万が一に備えルール見直し将来の給付低下防ぐ
質問する伊佐進一議員 年金額改定ルールの見直しが盛り込まれた国民年金法改正案の審議が、11月1日から国会で始まりました。民進党などの“年金カット法案”との批判は、“国民に不安と誤解を与える内容”です。将来の給付水準が低下しないよう、万が一、賃金が物価以上に下落した時には賃金に合わせた年金額にするというルール見直しの趣旨を踏まえ、冷静な議論が必要です。

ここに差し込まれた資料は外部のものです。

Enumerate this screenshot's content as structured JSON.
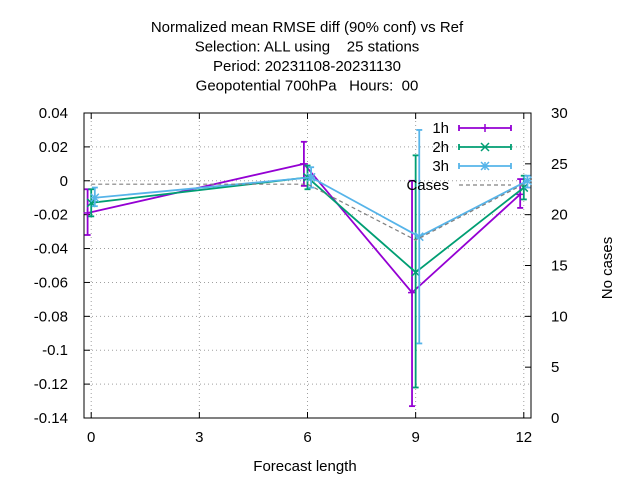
{
  "chart_data": {
    "type": "line",
    "title": [
      "Normalized mean RMSE diff (90% conf) vs Ref",
      "Selection: ALL using    25 stations",
      "Period: 20231108-20231130",
      "Geopotential 700hPa   Hours:  00"
    ],
    "xlabel": "Forecast length",
    "ylabel": "",
    "y2label": "No cases",
    "xlim": [
      -0.2,
      12.2
    ],
    "ylim": [
      -0.14,
      0.04
    ],
    "y2lim": [
      0,
      30
    ],
    "xticks": [
      "0",
      "3",
      "6",
      "9",
      "12"
    ],
    "xtick_values": [
      0,
      3,
      6,
      9,
      12
    ],
    "yticks": [
      "0.04",
      "0.02",
      "0",
      "-0.02",
      "-0.04",
      "-0.06",
      "-0.08",
      "-0.1",
      "-0.12",
      "-0.14"
    ],
    "ytick_values": [
      0.04,
      0.02,
      0,
      -0.02,
      -0.04,
      -0.06,
      -0.08,
      -0.1,
      -0.12,
      -0.14
    ],
    "y2ticks": [
      "30",
      "25",
      "20",
      "15",
      "10",
      "5",
      "0"
    ],
    "y2tick_values": [
      30,
      25,
      20,
      15,
      10,
      5,
      0
    ],
    "grid": true,
    "legend_position": "top-right",
    "series": [
      {
        "name": "1h",
        "color": "#9400d3",
        "marker": "plus",
        "x": [
          -0.1,
          5.9,
          8.9,
          11.9
        ],
        "y": [
          -0.019,
          0.01,
          -0.066,
          -0.008
        ],
        "err_low": [
          -0.032,
          -0.003,
          -0.133,
          -0.016
        ],
        "err_high": [
          -0.005,
          0.023,
          0.0,
          0.001
        ]
      },
      {
        "name": "2h",
        "color": "#009e73",
        "marker": "cross",
        "x": [
          0.0,
          6.0,
          9.0,
          12.0
        ],
        "y": [
          -0.013,
          0.002,
          -0.054,
          -0.004
        ],
        "err_low": [
          -0.021,
          -0.005,
          -0.122,
          -0.011
        ],
        "err_high": [
          -0.005,
          0.009,
          0.015,
          0.003
        ]
      },
      {
        "name": "3h",
        "color": "#56b4e9",
        "marker": "star",
        "x": [
          0.1,
          6.1,
          9.1,
          12.1
        ],
        "y": [
          -0.01,
          0.002,
          -0.033,
          0.0
        ],
        "err_low": [
          -0.015,
          -0.004,
          -0.096,
          -0.004
        ],
        "err_high": [
          -0.004,
          0.008,
          0.03,
          0.003
        ]
      },
      {
        "name": "Cases",
        "color": "#808080",
        "style": "dashed",
        "axis": "y2",
        "x": [
          0,
          6,
          9,
          12
        ],
        "y": [
          23,
          23,
          17.5,
          23
        ]
      }
    ]
  }
}
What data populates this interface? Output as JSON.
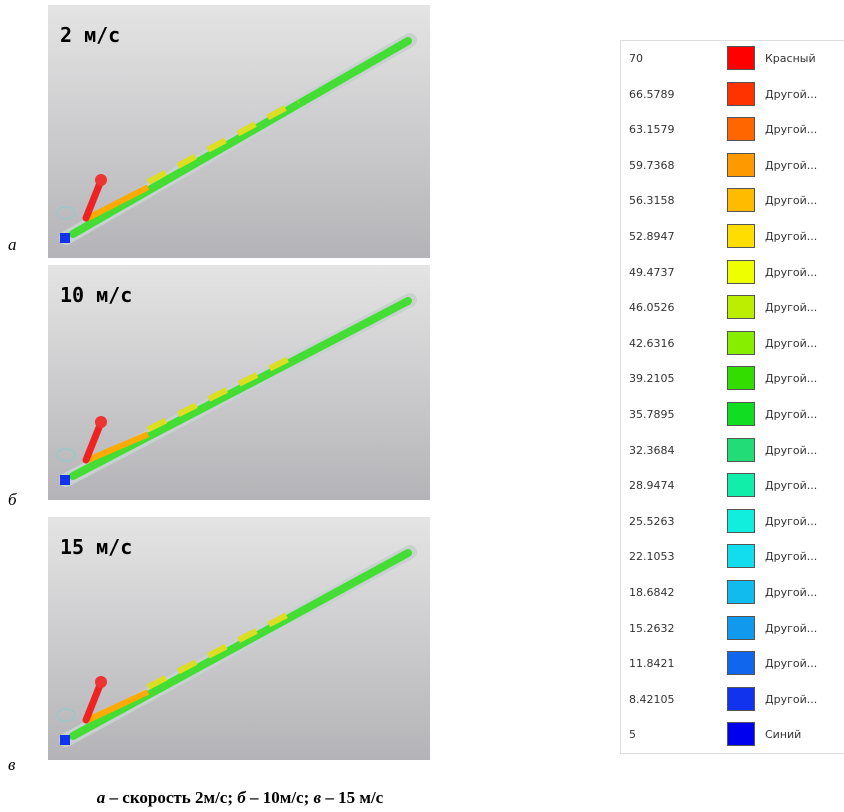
{
  "panels": [
    {
      "letter": "а",
      "label": "2 м/с"
    },
    {
      "letter": "б",
      "label": "10 м/с"
    },
    {
      "letter": "в",
      "label": "15 м/с"
    }
  ],
  "caption": [
    "а",
    " – скорость 2м/с; ",
    "б",
    " – 10м/с; ",
    "в",
    " – 15 м/с"
  ],
  "legend": {
    "rows": [
      {
        "value": "70",
        "color": "#ff0000",
        "name": "Красный"
      },
      {
        "value": "66.5789",
        "color": "#ff3300",
        "name": "Другой..."
      },
      {
        "value": "63.1579",
        "color": "#ff6600",
        "name": "Другой..."
      },
      {
        "value": "59.7368",
        "color": "#ff9900",
        "name": "Другой..."
      },
      {
        "value": "56.3158",
        "color": "#ffbb00",
        "name": "Другой..."
      },
      {
        "value": "52.8947",
        "color": "#ffdd00",
        "name": "Другой..."
      },
      {
        "value": "49.4737",
        "color": "#eeff00",
        "name": "Другой..."
      },
      {
        "value": "46.0526",
        "color": "#bbee00",
        "name": "Другой..."
      },
      {
        "value": "42.6316",
        "color": "#88ee00",
        "name": "Другой..."
      },
      {
        "value": "39.2105",
        "color": "#33dd00",
        "name": "Другой..."
      },
      {
        "value": "35.7895",
        "color": "#11dd22",
        "name": "Другой..."
      },
      {
        "value": "32.3684",
        "color": "#22dd77",
        "name": "Другой..."
      },
      {
        "value": "28.9474",
        "color": "#11eeaa",
        "name": "Другой..."
      },
      {
        "value": "25.5263",
        "color": "#11eedd",
        "name": "Другой..."
      },
      {
        "value": "22.1053",
        "color": "#11ddee",
        "name": "Другой..."
      },
      {
        "value": "18.6842",
        "color": "#11bbee",
        "name": "Другой..."
      },
      {
        "value": "15.2632",
        "color": "#1199ee",
        "name": "Другой..."
      },
      {
        "value": "11.8421",
        "color": "#1166ee",
        "name": "Другой..."
      },
      {
        "value": "8.42105",
        "color": "#1133ee",
        "name": "Другой..."
      },
      {
        "value": "5",
        "color": "#0000ee",
        "name": "Синий"
      }
    ]
  }
}
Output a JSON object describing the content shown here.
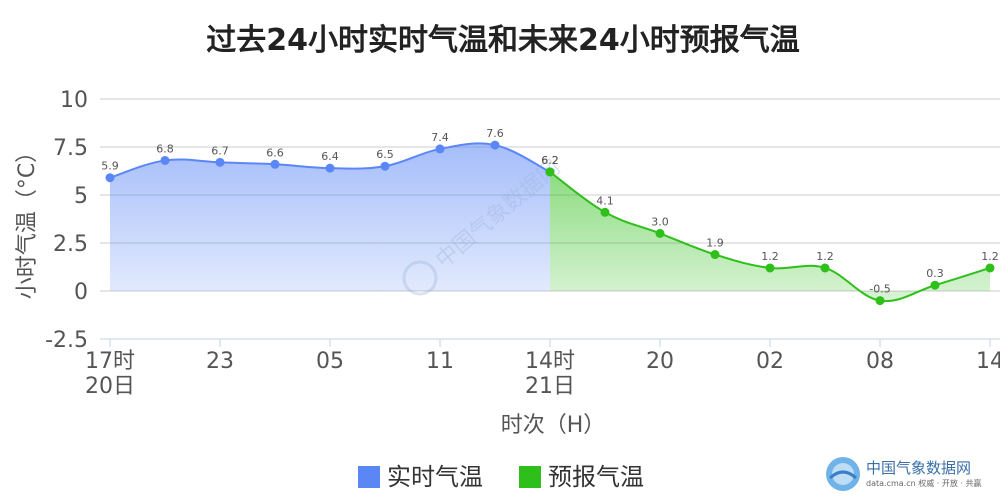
{
  "chart_data": {
    "type": "area",
    "title": "过去24小时实时气温和未来24小时预报气温",
    "xlabel": "时次（H）",
    "ylabel": "小时气温（°C）",
    "ylim": [
      -2.5,
      10
    ],
    "yticks": [
      "10",
      "7.5",
      "5",
      "2.5",
      "0",
      "-2.5"
    ],
    "ytick_values": [
      10,
      7.5,
      5,
      2.5,
      0,
      -2.5
    ],
    "xtick_labels": [
      {
        "index": 0,
        "line1": "17时",
        "line2": "20日"
      },
      {
        "index": 2,
        "line1": "23",
        "line2": ""
      },
      {
        "index": 4,
        "line1": "05",
        "line2": ""
      },
      {
        "index": 6,
        "line1": "11",
        "line2": ""
      },
      {
        "index": 8,
        "line1": "14时",
        "line2": "21日"
      },
      {
        "index": 10,
        "line1": "20",
        "line2": ""
      },
      {
        "index": 12,
        "line1": "02",
        "line2": ""
      },
      {
        "index": 14,
        "line1": "08",
        "line2": ""
      },
      {
        "index": 16,
        "line1": "14",
        "line2": ""
      }
    ],
    "series": [
      {
        "name": "实时气温",
        "color": "#5b87f5",
        "x": [
          0,
          1,
          2,
          3,
          4,
          5,
          6,
          7,
          8
        ],
        "values": [
          5.9,
          6.8,
          6.7,
          6.6,
          6.4,
          6.5,
          7.4,
          7.6,
          6.2
        ],
        "labels": [
          "5.9",
          "6.8",
          "6.7",
          "6.6",
          "6.4",
          "6.5",
          "7.4",
          "7.6",
          "6.2"
        ]
      },
      {
        "name": "预报气温",
        "color": "#2fbf1a",
        "x": [
          8,
          9,
          10,
          11,
          12,
          13,
          14,
          15,
          16
        ],
        "values": [
          6.2,
          4.1,
          3.0,
          1.9,
          1.2,
          1.2,
          -0.5,
          0.3,
          1.2
        ],
        "labels": [
          "6.2",
          "4.1",
          "3.0",
          "1.9",
          "1.2",
          "1.2",
          "-0.5",
          "0.3",
          "1.2"
        ]
      }
    ],
    "grid": true,
    "legend": "bottom-center"
  },
  "legend": {
    "items": [
      {
        "label": "实时气温",
        "color": "#5b87f5"
      },
      {
        "label": "预报气温",
        "color": "#2fbf1a"
      }
    ]
  },
  "branding": {
    "name": "中国气象数据网",
    "url": "data.cma.cn 权威 · 开放 · 共赢",
    "watermark": "中国气象数据网",
    "logo_icon": "cma-logo-icon"
  }
}
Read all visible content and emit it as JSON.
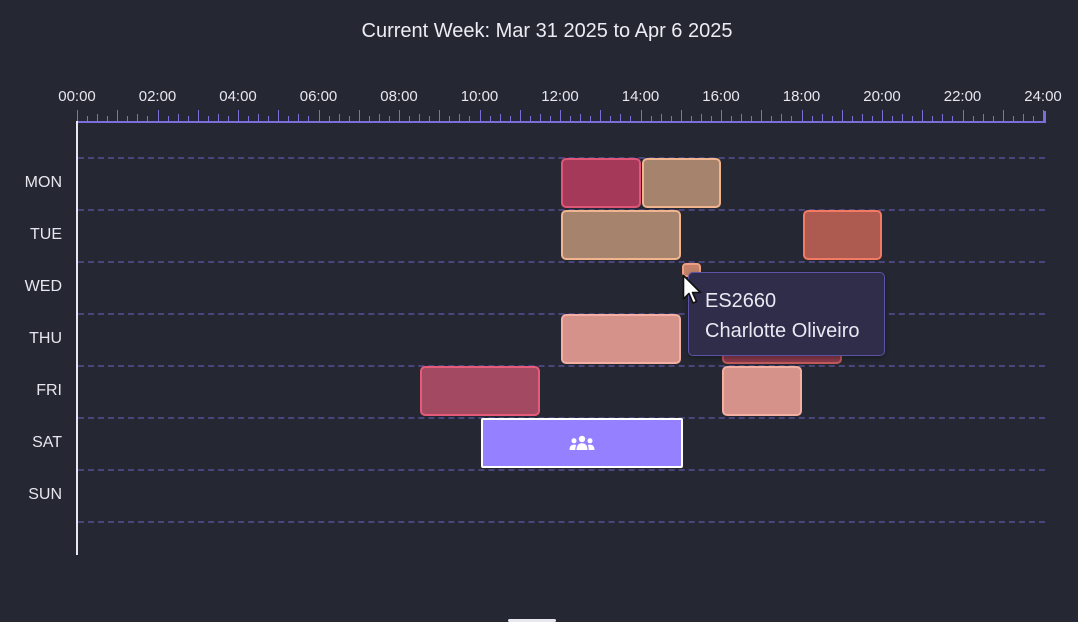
{
  "header": {
    "title": "Current Week: Mar 31 2025 to Apr 6 2025"
  },
  "time_axis": {
    "labels": [
      "00:00",
      "02:00",
      "04:00",
      "06:00",
      "08:00",
      "10:00",
      "12:00",
      "14:00",
      "16:00",
      "18:00",
      "20:00",
      "22:00",
      "24:00"
    ]
  },
  "days": [
    "MON",
    "TUE",
    "WED",
    "THU",
    "FRI",
    "SAT",
    "SUN"
  ],
  "colors": {
    "background": "#252833",
    "axis": "#7a6fd8",
    "grid": "#4b457e",
    "team_block": "#9580ff"
  },
  "shifts": [
    {
      "day": "MON",
      "start_hour": 12.0,
      "end_hour": 14.0,
      "fill": "#a5395a",
      "border": "#e05678"
    },
    {
      "day": "MON",
      "start_hour": 14.0,
      "end_hour": 16.0,
      "fill": "#a6836c",
      "border": "#f0b48e"
    },
    {
      "day": "TUE",
      "start_hour": 12.0,
      "end_hour": 15.0,
      "fill": "#a6836c",
      "border": "#f0b48e"
    },
    {
      "day": "TUE",
      "start_hour": 18.0,
      "end_hour": 20.0,
      "fill": "#ad5b51",
      "border": "#f27a63"
    },
    {
      "day": "WED",
      "start_hour": 15.0,
      "end_hour": 15.5,
      "fill": "#c4826a",
      "border": "#f0a080"
    },
    {
      "day": "THU",
      "start_hour": 12.0,
      "end_hour": 15.0,
      "fill": "#d4928a",
      "border": "#f3b0a2"
    },
    {
      "day": "THU",
      "start_hour": 16.0,
      "end_hour": 19.0,
      "fill": "#8c3a4c",
      "border": "#c25a5a"
    },
    {
      "day": "FRI",
      "start_hour": 8.5,
      "end_hour": 11.5,
      "fill": "#a34a62",
      "border": "#e65a7a"
    },
    {
      "day": "FRI",
      "start_hour": 16.0,
      "end_hour": 18.0,
      "fill": "#d4928a",
      "border": "#f3b0a2"
    }
  ],
  "team_event": {
    "day": "SAT",
    "start_hour": 10.0,
    "end_hour": 15.0,
    "icon": "users-icon"
  },
  "tooltip": {
    "code": "ES2660",
    "name": "Charlotte Oliveiro"
  }
}
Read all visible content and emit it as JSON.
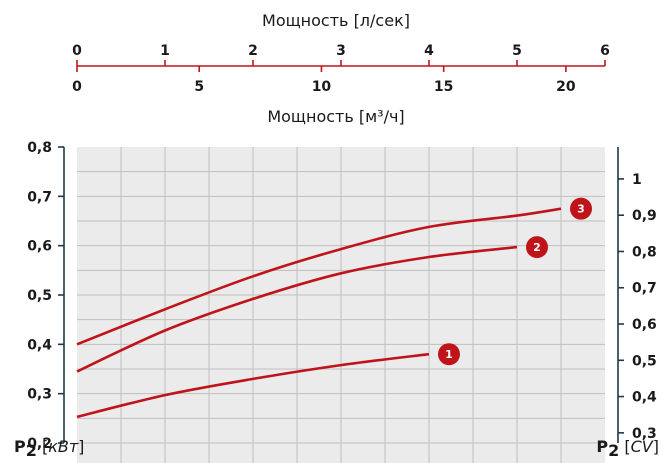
{
  "chart_data": {
    "type": "line",
    "top_axes": [
      {
        "label": "Мощность [л/сек]",
        "ticks": [
          "0",
          "1",
          "2",
          "3",
          "4",
          "5",
          "6"
        ],
        "range": [
          0,
          6
        ]
      },
      {
        "label": "Мощность [м³/ч]",
        "ticks": [
          "0",
          "5",
          "10",
          "15",
          "20"
        ],
        "range": [
          0,
          21.6
        ]
      }
    ],
    "y_left": {
      "label_main": "P",
      "label_sub": "2",
      "label_unit": "кВт",
      "ticks": [
        "0,2",
        "0,3",
        "0,4",
        "0,5",
        "0,6",
        "0,7",
        "0,8"
      ],
      "range": [
        0.2,
        0.8
      ]
    },
    "y_right": {
      "label_main": "P",
      "label_sub": "2",
      "label_unit": "CV",
      "ticks": [
        "0,3",
        "0,4",
        "0,5",
        "0,6",
        "0,7",
        "0,8",
        "0,9",
        "1"
      ],
      "range": [
        0.272,
        1.088
      ]
    },
    "grid": true,
    "series": [
      {
        "name": "1",
        "x": [
          0,
          1,
          2,
          3,
          4
        ],
        "y": [
          0.253,
          0.297,
          0.33,
          0.358,
          0.38
        ]
      },
      {
        "name": "2",
        "x": [
          0,
          1,
          2,
          3,
          4,
          5
        ],
        "y": [
          0.345,
          0.428,
          0.492,
          0.544,
          0.577,
          0.597
        ]
      },
      {
        "name": "3",
        "x": [
          0,
          1,
          2,
          3,
          4,
          5,
          5.5
        ],
        "y": [
          0.4,
          0.471,
          0.538,
          0.593,
          0.638,
          0.661,
          0.675
        ]
      }
    ],
    "colors": {
      "curve": "#c0141b",
      "axis_top": "#c0141b",
      "axis_side": "#1e3a4a",
      "grid_fill": "#ebebeb"
    }
  }
}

 今回のルール見直しの背景は、近年、デフレ下で物価も賃金も共に下落する事態が生じたにもかかわらず、なるべく年金額を減らさないようにしてきたため、現役世代との間で、相対的に年金額が上がる現象が生きたことにあります。自公連立政権として、今後こういったことが起きないよう経済運営をしっかりやっていくことが何より大事です。その上で、世代間の公平性や将来のことを考え、賃金が物価以上に下がるような場合に、新改定ルールを導入しようととするものです。

 11月1日、この問題で公明党の伊佐進一議員が質問に立ちました。見直しは、決められた財源(保険料収入、国庫負担、積立金)の範囲内で給付を賄っている年金制度の長期的な安定が目的。年金の支え手である現役世代の賃金が下がった場合、それに見合った給付とすることなどを定めています。
 伊佐議員は、過去の賃金下落時に年金の給付水準が維持されたことで、将来世代の給付水準が下がる恐れが生じていることに言及。今回の改正は「将来世代の年金が目減りしないようにするものだ」と力説しました。
 また、デフレ下の年金財政安定や世代間公平の確保は、民進党の前身・民主党の政権下で2012年に閣議決定された「社会保障・税一体改革大綱」でも課題に挙がっていたと指摘。「民進党などが“年金カット法案”とレッテルを貼る今回の見直しは、この大綱を踏まえた民主、自民、公明の3党合意で既に共有された問題意識に対する措置ではないか」と主張しました。
 これに対して、塩崎恭久厚生労働相は「法案は(大綱の)問題認識を解決するものだ」と述べました。
 さらに伊佐氏は、見直しは「将来の不測の事態に対する備えだ」とした上で、賃上げを含む経済対策との「車の両輪」で進めるよう訴えました。安倍晋三首相は、あらゆる事態に備えることで「若い世代が安心して今の高齢者を支えることができる」と述べるとともに、経済再生に全力を挙げる考えを示しました。
無年金者64万人救済、受給資格期間短縮法案が衆院通過
公明主張で前倒し実施、加入期間を25から10年に短縮

 一方、無年金者対策として、年金の受給資格を得るのに必要な加入期間を25年から10年に短縮するための年金機能強化法改正案は、1日の衆院本会議で全会一致で可決されました。改正案は、参院審議を経て今国会で成立する見通しとなりました。
 改正案は、消費税率10%への引き上げ時に予定していた受給資格期間の短縮を来年8月施行に前倒しするものです。対象者は約64万人。成立すれば来年10月から支給が始まります。また、大幅な期間短縮は、将来、無年金となる人を減らす効果も期待できます。
 公明党は、かねてから受給資格期間の短縮を主張。その結果、2012年の社会保障と税の一体改革で、消費税率10%への引き上げとの同時実施が決まりました。
 来年4月に予定されていた税率引き上げが2019年10月に2年半延期されたことを受け、公明党は、低所得の高齢者などへの対策は急務だとして、前倒し実施を訴えていました。